Но, принимая во внимание, что я изо всех сил стараюсь видеть во всем сперва бесспорно хорошую сторону и лишь потом, с крайней неохотой, замечаю также и плохую, я беру на себя смелость утверждать, что постепенно выработаю широкий непредубежденный, так сказать, великодушный взгляд на вещи, даже если сейчас еще не дошел до этого. Поэтому я рассматриваю как «une petite misѐre de la vie humaine» встречу с человеком, который считает, что он всегда прав, и требует, чтобы его всегда считали правым; поэтому же я так сильно сомневаюсь в собственной непогрешимости и непогрешимости всех детей человеческих вообще.6

Что касается тебя, то ты, по-моему, тоже стремишься к великодушному, широкому и непредубежденному взгляду на вопросы жизни, и особенно искусства. Поэтому я отнюдь не смотрю на тебя как на фарисея в нравственном и художественном смысле.

Тем не менее такие люди, как мы с тобой, при всей чистоте своих намерений, в конце концов, так же несовершенны и часто совершают очень тяжкие ошибки, а кроме того, находятся под влиянием окружения и обстоятельств. И мы обманывали бы себя, если бы возомнили, что твердо стоим на ногах и что нам нечего опасаться падения.

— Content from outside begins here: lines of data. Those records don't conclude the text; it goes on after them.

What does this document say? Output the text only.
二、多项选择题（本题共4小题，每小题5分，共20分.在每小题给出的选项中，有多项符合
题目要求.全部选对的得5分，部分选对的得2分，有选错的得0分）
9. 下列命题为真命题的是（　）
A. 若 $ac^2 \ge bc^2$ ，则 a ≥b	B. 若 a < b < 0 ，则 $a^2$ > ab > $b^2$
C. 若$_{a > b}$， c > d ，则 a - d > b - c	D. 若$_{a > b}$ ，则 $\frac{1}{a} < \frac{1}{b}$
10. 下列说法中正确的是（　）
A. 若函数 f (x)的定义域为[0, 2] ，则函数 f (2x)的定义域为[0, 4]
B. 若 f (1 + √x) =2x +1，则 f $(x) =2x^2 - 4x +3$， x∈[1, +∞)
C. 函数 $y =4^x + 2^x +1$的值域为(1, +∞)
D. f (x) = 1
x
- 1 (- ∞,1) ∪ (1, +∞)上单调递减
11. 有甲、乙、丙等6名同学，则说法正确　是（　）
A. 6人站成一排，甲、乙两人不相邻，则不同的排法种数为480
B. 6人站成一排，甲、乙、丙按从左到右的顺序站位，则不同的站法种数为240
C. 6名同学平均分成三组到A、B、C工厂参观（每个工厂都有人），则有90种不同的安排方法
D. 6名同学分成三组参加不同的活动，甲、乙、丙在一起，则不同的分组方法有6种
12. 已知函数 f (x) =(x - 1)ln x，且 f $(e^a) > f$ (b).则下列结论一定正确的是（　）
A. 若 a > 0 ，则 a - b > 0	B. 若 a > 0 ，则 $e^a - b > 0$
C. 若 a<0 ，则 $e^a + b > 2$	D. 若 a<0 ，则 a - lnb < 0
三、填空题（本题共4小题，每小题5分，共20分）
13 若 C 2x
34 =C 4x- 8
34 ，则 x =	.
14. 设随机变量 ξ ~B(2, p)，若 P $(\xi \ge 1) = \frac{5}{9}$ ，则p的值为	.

Мы с тобой думаем, что твердо стоим на ногах, но malheurà nous, если мы станем безрассудно храбры и неосмотрительны лишь потому, что уверены – и с некоторым основанием – в наличии у нас известных достоинств. Переоценивая то хорошее, что в нас есть (если оно действительно есть), легко можно прийти к фарисейству.7

Когда в Академии или еще где-нибудь ты пишешь энергичные этюды с обнаженной модели вроде тех, которые показывал мне, когда я рисую людей, копающих картошку на поле, мы делаем хорошие вещи, благодаря которым добьемся успеха. Но мне кажется, мы должны становиться особенно недоверчивы и держаться особенно начеку по отношению к самим себе, как только замечаем, что стоим на верном пути.

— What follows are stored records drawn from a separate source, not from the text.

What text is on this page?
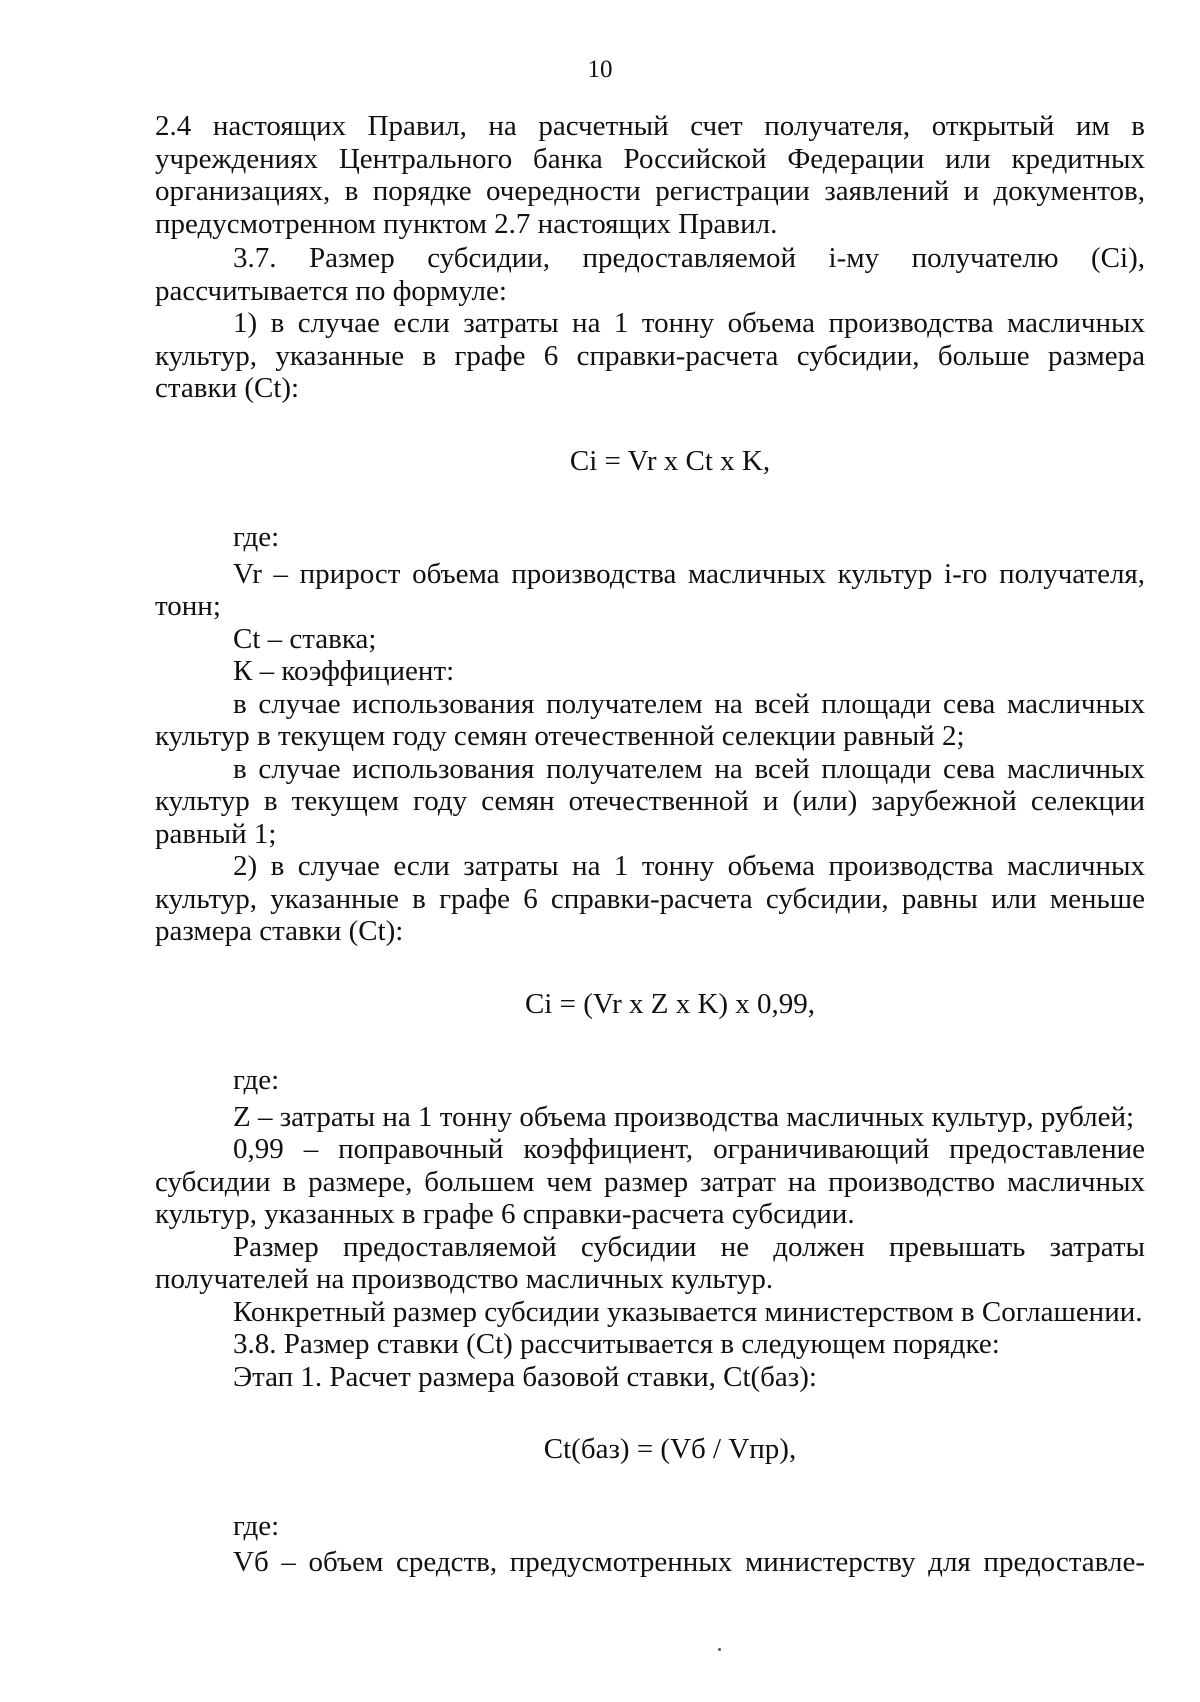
10

2.4 настоящих Правил, на расчетный счет получателя, открытый им в учреждениях Центрального банка Российской Федерации или кредитных организациях, в порядке очередности регистрации заявлений и документов, предусмотренном пунктом 2.7 настоящих Правил.

3.7. Размер субсидии, предоставляемой i-му получателю (Ci), рассчитывается по формуле:

1) в случае если затраты на 1 тонну объема производства масличных культур, указанные в графе 6 справки-расчета субсидии, больше размера ставки (Ct):

Ci = Vr x Ct x K,

где:

Vr – прирост объема производства масличных культур i-го получателя, тонн;

Ct – ставка;

К – коэффициент:

в случае использования получателем на всей площади сева масличных культур в текущем году семян отечественной селекции равный 2;

в случае использования получателем на всей площади сева масличных культур в текущем году семян отечественной и (или) зарубежной селекции равный 1;

2) в случае если затраты на 1 тонну объема производства масличных культур, указанные в графе 6 справки-расчета субсидии, равны или меньше размера ставки (Ct):

Ci = (Vr x Z x K) x 0,99,

где:

Z – затраты на 1 тонну объема производства масличных культур, рублей;

0,99 – поправочный коэффициент, ограничивающий предоставление субсидии в размере, большем чем размер затрат на производство масличных культур, указанных в графе 6 справки-расчета субсидии.

Размер предоставляемой субсидии не должен превышать затраты получателей на производство масличных культур.

Конкретный размер субсидии указывается министерством в Соглашении.

3.8. Размер ставки (Ct) рассчитывается в следующем порядке:

Этап 1. Расчет размера базовой ставки, Ct(баз):

Ct(баз) = (Vб / Vпр),

где:

Vб – объем средств, предусмотренных министерству для предоставле-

В таком случае мы должны сказать себе: «Мне надо быть особенно осторожным, потому что я такой человек, который способен сам себе все испортить своей неосмотрительностью именно в тот момент, когда все, по видимости идет хорошо». Каким же образом должны мы соблюдать осторожность? Этого я точно определить не могу, но я самым решительным образом держусь того мнения, что в упомянутом выше случае необходимо соблюдать осторожность, ибо то, на чем я настаиваю, я познал на основании моего собственного горького опыта, ценой собственных страданий и стыда…

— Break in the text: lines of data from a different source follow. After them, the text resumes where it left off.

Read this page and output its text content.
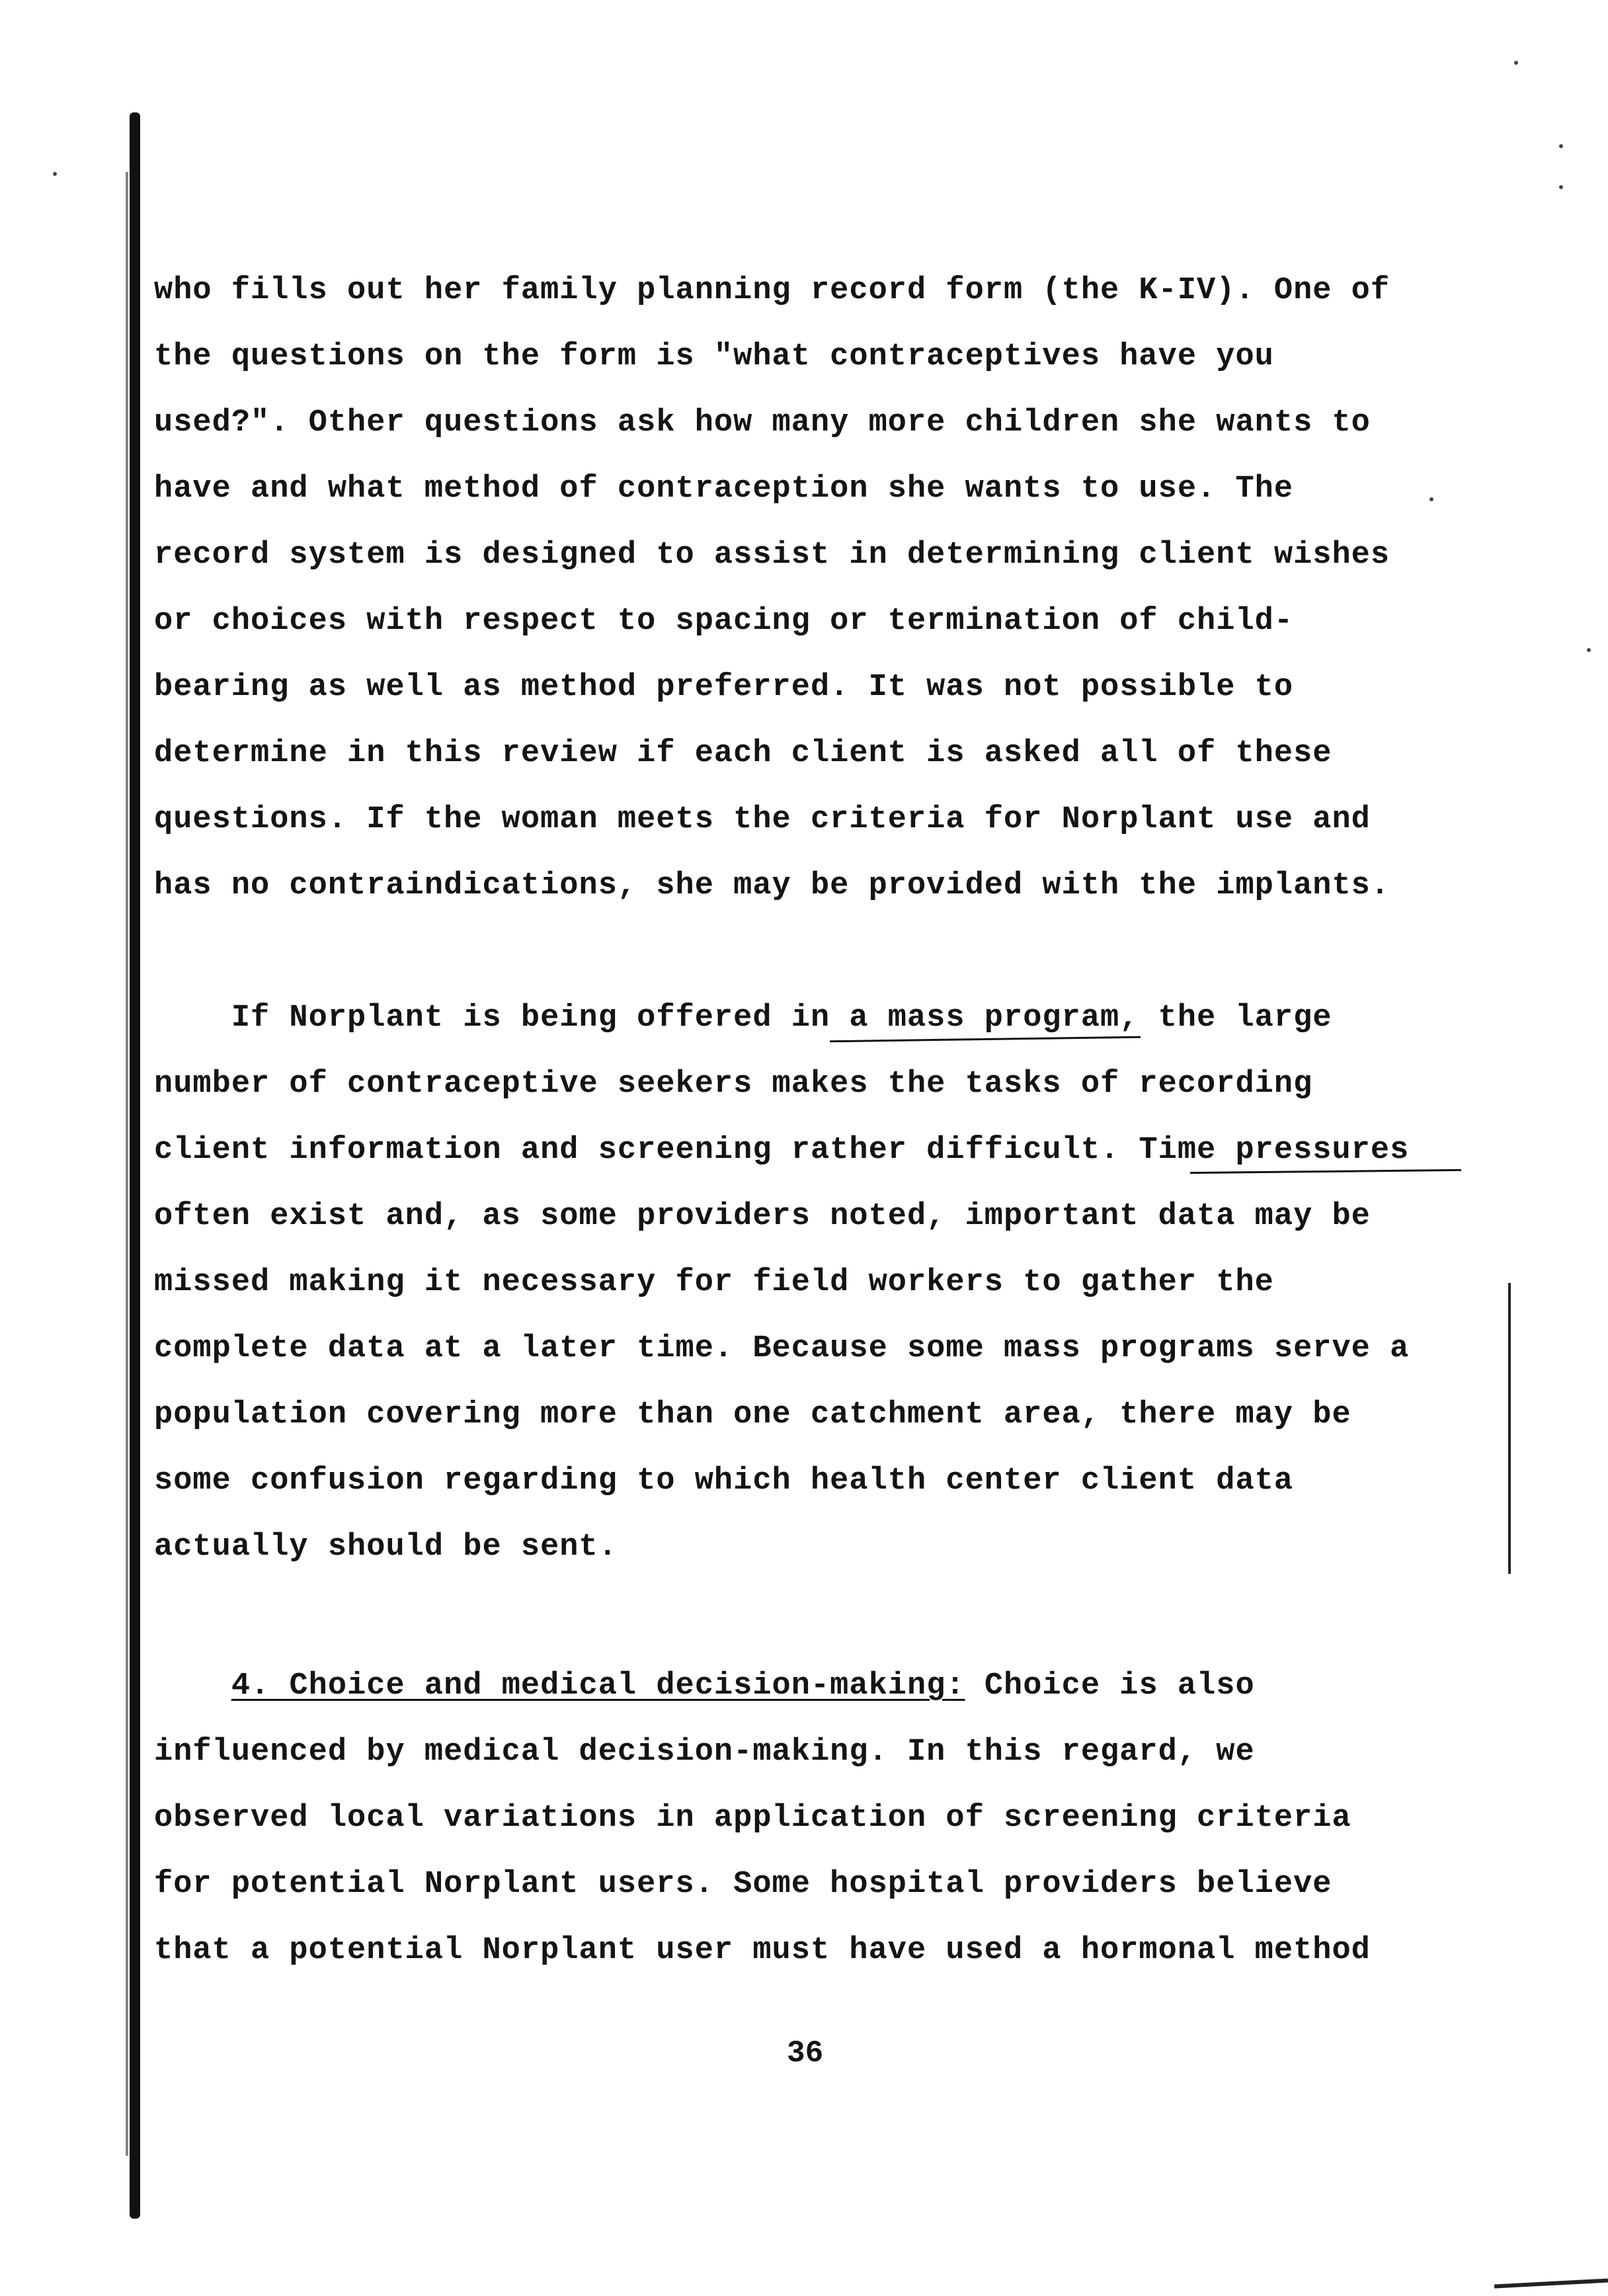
who fills out her family planning record form (the K-IV). One of
the questions on the form is "what contraceptives have you
used?". Other questions ask how many more children she wants to
have and what method of contraception she wants to use. The
record system is designed to assist in determining client wishes
or choices with respect to spacing or termination of child-
bearing as well as method preferred. It was not possible to
determine in this review if each client is asked all of these
questions. If the woman meets the criteria for Norplant use and
has no contraindications, she may be provided with the implants.
If Norplant is being offered in a mass program, the large
number of contraceptive seekers makes the tasks of recording
client information and screening rather difficult. Time pressures
often exist and, as some providers noted, important data may be
missed making it necessary for field workers to gather the
complete data at a later time. Because some mass programs serve a
population covering more than one catchment area, there may be
some confusion regarding to which health center client data
actually should be sent.
4. Choice and medical decision-making: Choice is also
influenced by medical decision-making. In this regard, we
observed local variations in application of screening criteria
for potential Norplant users. Some hospital providers believe
that a potential Norplant user must have used a hormonal method
36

Итак, я одобряю твое решение писать обнаженную натуру в Академии именно потому, что уверен: в отличие от фарисеев, ты не сочтешь себя праведником и не станешь смотреть на тех, чьи взгляды отличаются от твоих, как на людей незначительных. К этому убеждению, которое становится все более глубоким, меня привели не твои слова и уверения, а твоя работа…

И все-таки мне хотелось бы, чтобы ты писал обыкновенных людей в одежде. Нисколько не удивлюсь, если ты преуспеешь именно в этом: я часто думаю о том клерке, портрет которого ты нарисовал во время проповеди досточтимого и ученого отца Кама. Но с тех пор я не видел у тебя подобных рисунков. А жаль! Уж не исправился ли ты случайно и не стал ли прислушиваться к проповедям, вместо того чтобы обращать все внимание на проповедника и его аудиторию? [Р 3]


Эттен, 12 ноября 1881

Не получив от тебя до сих пор письма, я подумал: «Наверно, Раппарду пришлось не по вкусу мое последнее письмо: в нем, видимо, содержалось нечто такое, от чего он пришел в скверное настроение». Qu’y faire? Но предположим, я прав. Разве это хорошо с твоей стороны? Я, конечно, не всегда могу разобраться, верны или неверны мои рассуждения, уместны они или неуместны. Но я знаю одно: как бы грубо и резко я ни выражался в письмах к тебе, я питаю к тебе такую горячую симпатию, что, спокойно прочитав и перечитав мое послание, ты всегда увидишь и почувствуешь, что человек, который говорит с тобой таким образом, не враг тебе. А зная это, совершенно невозможно не извинить или даже не проглотить некоторые выражения, пусть немножко грубые или резкие, которые впоследствии, возможно, покажутся тебе менее грубыми и резкими, чем вначале.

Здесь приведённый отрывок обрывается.